Trimmer Line Problems? Here’s a Novel Solution.

Trimmer Line

String Trimmer
Courtesy: sacks08 via Flickr

Every year when you haul your trimmer out of storage, you hope that it starts up and everything works the same as when you put it away. Often, it’s not that easy. In a recent column, Denny Bonavita, of The Courier Express out of DuBois, Pennsylvania, writes of dealing with balky trimmers for years, until he found one that he really liked. Unfortunately, after storing it over the winter, he broke it out the next spring only to find the trimmer line breaking much more often than it should.

After plenty of frustration – which we have all experienced when it comes to lawn work – he contacted a representative of Stihl. The representative told him that, instead of throwing out the fairly new spool, and instead of spending all day fuming, he should merely soak the spool of trimmer line in water. After a soak of a few hours, Bonavita took the line out to trim with, and found it worked perfectly.

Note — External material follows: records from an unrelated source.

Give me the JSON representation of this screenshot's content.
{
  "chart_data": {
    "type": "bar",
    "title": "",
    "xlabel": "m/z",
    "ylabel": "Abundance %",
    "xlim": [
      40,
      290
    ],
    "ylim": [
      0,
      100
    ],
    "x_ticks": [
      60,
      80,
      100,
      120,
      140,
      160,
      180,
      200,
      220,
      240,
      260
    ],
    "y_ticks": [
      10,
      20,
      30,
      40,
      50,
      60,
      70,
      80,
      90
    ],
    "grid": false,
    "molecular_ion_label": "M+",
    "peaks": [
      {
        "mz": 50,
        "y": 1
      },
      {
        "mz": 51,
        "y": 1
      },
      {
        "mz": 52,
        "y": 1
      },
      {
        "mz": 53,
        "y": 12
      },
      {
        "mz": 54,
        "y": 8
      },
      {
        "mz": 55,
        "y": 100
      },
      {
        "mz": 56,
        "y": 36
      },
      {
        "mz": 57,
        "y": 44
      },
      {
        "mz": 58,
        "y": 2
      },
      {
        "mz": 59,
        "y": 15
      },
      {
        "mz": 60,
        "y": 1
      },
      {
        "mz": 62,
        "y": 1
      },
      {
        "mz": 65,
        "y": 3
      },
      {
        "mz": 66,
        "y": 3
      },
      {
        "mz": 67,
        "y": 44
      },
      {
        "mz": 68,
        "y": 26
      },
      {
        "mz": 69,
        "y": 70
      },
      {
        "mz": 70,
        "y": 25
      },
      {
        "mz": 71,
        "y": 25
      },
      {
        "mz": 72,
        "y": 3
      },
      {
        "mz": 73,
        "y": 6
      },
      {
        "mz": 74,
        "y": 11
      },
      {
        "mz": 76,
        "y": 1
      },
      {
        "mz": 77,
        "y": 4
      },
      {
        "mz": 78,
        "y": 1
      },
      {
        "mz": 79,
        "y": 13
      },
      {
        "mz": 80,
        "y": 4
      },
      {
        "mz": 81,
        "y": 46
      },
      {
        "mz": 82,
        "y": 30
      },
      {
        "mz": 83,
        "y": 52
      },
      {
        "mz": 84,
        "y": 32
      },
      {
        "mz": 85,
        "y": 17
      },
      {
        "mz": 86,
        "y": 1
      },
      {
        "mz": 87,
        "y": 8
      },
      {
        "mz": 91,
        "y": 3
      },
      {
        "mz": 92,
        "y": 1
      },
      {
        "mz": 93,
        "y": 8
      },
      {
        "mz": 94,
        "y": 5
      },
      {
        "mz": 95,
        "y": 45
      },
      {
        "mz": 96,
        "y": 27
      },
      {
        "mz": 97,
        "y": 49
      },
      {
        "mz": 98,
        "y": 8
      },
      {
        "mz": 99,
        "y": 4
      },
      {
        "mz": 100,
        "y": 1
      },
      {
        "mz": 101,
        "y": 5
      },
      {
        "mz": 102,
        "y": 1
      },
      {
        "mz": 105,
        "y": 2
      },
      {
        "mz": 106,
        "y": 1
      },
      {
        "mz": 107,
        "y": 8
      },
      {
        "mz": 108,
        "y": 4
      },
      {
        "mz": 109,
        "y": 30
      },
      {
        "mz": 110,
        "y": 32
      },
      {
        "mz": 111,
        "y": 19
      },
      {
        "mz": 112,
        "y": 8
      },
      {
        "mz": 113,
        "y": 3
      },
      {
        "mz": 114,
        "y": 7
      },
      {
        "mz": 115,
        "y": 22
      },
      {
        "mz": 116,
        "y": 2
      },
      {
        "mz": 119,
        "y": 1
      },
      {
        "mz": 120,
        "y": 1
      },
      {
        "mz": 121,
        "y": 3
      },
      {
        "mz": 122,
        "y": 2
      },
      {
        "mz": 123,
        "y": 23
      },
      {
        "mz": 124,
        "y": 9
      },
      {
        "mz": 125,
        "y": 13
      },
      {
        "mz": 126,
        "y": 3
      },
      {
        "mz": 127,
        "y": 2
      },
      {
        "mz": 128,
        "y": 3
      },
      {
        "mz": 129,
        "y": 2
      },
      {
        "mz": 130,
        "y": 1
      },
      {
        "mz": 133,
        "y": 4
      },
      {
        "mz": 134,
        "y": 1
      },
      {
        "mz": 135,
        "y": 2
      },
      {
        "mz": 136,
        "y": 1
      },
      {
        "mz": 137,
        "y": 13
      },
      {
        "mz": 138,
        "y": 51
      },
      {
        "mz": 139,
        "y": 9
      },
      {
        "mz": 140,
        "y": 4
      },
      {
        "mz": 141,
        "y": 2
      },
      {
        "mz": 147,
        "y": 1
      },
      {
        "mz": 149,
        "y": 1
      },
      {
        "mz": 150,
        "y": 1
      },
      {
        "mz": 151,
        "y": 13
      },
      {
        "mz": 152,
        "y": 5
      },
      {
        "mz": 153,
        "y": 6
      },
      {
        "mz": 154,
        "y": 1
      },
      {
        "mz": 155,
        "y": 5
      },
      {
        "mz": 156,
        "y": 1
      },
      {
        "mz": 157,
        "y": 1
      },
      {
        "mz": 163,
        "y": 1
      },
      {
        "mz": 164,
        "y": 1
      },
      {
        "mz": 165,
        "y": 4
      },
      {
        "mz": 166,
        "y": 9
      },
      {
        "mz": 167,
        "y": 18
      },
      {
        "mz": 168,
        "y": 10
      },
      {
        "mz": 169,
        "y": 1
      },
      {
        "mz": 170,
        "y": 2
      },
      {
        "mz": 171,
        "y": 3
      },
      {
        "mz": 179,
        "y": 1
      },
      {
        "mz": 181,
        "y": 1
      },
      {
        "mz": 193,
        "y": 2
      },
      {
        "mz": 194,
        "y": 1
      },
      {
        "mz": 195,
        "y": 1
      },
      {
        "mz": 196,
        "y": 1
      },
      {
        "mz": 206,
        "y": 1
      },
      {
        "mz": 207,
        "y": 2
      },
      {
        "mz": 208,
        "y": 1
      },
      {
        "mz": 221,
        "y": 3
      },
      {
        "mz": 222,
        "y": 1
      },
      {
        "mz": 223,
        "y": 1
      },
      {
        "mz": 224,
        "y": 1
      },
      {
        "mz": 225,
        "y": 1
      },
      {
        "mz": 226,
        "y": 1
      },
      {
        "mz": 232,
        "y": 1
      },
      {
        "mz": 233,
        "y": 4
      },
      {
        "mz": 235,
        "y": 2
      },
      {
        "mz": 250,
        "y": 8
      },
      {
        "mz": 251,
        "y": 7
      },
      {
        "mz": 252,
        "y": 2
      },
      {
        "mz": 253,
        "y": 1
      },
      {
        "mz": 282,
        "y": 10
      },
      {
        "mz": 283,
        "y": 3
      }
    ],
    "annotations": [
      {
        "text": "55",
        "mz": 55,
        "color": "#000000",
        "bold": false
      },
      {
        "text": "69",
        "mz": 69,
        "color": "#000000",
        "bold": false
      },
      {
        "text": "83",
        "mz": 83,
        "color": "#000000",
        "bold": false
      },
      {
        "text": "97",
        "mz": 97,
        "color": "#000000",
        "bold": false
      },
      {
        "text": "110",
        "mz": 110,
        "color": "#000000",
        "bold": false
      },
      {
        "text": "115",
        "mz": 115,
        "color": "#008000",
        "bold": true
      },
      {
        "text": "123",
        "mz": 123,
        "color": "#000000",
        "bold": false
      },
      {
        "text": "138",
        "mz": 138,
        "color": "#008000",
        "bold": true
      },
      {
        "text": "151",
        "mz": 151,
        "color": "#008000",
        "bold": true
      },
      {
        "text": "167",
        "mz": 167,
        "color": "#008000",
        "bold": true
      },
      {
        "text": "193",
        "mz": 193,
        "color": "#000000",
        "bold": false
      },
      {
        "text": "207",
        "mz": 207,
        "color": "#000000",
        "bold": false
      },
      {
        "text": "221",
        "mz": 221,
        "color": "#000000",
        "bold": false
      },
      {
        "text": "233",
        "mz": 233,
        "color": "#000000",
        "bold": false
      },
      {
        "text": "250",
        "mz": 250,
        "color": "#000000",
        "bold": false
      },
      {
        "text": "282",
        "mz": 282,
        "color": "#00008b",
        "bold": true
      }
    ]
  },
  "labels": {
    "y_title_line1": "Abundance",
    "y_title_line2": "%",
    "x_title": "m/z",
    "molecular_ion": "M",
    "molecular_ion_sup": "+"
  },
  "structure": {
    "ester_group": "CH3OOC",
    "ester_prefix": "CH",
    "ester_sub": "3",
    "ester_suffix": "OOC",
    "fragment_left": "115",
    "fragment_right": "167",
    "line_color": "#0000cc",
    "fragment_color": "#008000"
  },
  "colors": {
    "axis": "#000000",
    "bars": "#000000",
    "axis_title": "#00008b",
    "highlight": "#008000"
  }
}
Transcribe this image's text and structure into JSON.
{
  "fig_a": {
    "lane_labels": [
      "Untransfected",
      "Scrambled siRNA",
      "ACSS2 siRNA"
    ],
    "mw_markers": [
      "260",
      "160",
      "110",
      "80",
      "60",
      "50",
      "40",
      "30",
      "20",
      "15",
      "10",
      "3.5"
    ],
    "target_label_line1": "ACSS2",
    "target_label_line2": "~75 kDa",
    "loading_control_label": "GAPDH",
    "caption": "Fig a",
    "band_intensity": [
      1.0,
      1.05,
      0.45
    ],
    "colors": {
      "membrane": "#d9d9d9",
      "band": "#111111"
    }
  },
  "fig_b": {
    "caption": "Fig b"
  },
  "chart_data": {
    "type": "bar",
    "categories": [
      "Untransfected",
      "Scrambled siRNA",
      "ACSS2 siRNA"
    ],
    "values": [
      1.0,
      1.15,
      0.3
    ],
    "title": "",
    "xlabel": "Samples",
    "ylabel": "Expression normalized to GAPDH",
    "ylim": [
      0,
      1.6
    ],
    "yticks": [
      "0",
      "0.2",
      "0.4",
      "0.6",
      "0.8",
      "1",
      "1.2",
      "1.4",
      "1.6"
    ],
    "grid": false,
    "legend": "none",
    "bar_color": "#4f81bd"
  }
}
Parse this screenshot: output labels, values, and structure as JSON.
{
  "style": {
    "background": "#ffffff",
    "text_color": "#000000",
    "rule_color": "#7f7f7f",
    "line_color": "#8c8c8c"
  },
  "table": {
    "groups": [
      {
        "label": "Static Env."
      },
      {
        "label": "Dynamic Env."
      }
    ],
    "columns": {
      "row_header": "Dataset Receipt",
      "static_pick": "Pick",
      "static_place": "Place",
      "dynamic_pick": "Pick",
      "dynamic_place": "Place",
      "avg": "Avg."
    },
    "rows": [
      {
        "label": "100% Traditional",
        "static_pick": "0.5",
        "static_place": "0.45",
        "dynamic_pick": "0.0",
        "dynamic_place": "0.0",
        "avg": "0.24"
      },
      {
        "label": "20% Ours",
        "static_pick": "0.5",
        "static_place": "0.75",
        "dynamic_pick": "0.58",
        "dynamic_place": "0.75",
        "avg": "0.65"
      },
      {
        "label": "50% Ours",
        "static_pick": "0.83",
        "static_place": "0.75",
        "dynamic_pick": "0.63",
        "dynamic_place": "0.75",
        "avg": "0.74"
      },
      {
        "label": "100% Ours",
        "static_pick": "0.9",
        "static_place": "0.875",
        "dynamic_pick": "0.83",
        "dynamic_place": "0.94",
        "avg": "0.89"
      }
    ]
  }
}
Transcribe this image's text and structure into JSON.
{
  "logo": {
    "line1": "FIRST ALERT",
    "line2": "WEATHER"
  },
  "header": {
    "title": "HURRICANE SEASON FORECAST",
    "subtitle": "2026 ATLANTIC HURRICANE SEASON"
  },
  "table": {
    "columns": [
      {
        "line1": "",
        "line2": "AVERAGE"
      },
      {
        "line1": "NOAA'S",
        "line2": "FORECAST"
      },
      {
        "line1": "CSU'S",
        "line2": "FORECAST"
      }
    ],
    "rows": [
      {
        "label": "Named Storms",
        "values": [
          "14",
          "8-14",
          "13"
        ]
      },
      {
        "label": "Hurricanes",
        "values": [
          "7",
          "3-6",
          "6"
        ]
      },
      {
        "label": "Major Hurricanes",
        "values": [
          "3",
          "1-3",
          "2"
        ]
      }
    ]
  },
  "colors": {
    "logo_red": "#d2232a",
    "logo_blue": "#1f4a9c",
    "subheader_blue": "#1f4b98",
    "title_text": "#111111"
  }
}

So why was this happening? Your trimmer line is almost always made out of nylon, similar to fishing line. Fishing lines will break when they are left to dry out – as will your trimmer line. This is because nylon is a somewhat porous material, and when it dries out, it will become brittle and easy to break. As it can sit in dry areas for years – warehouses, stores, and then your garage or shed – the trimmer line continues to dry out.

Wayne Lemmond, the representative from Stihl, goes on to recommend that trimmer line be soaked overnight before use, or if possible, kept in a bucket of water when not in use. This will ensure that the line is ready for use when you need it, and you won’t spend half of the day cursing your trimmer, and then the other half going out to buy new trimmer line.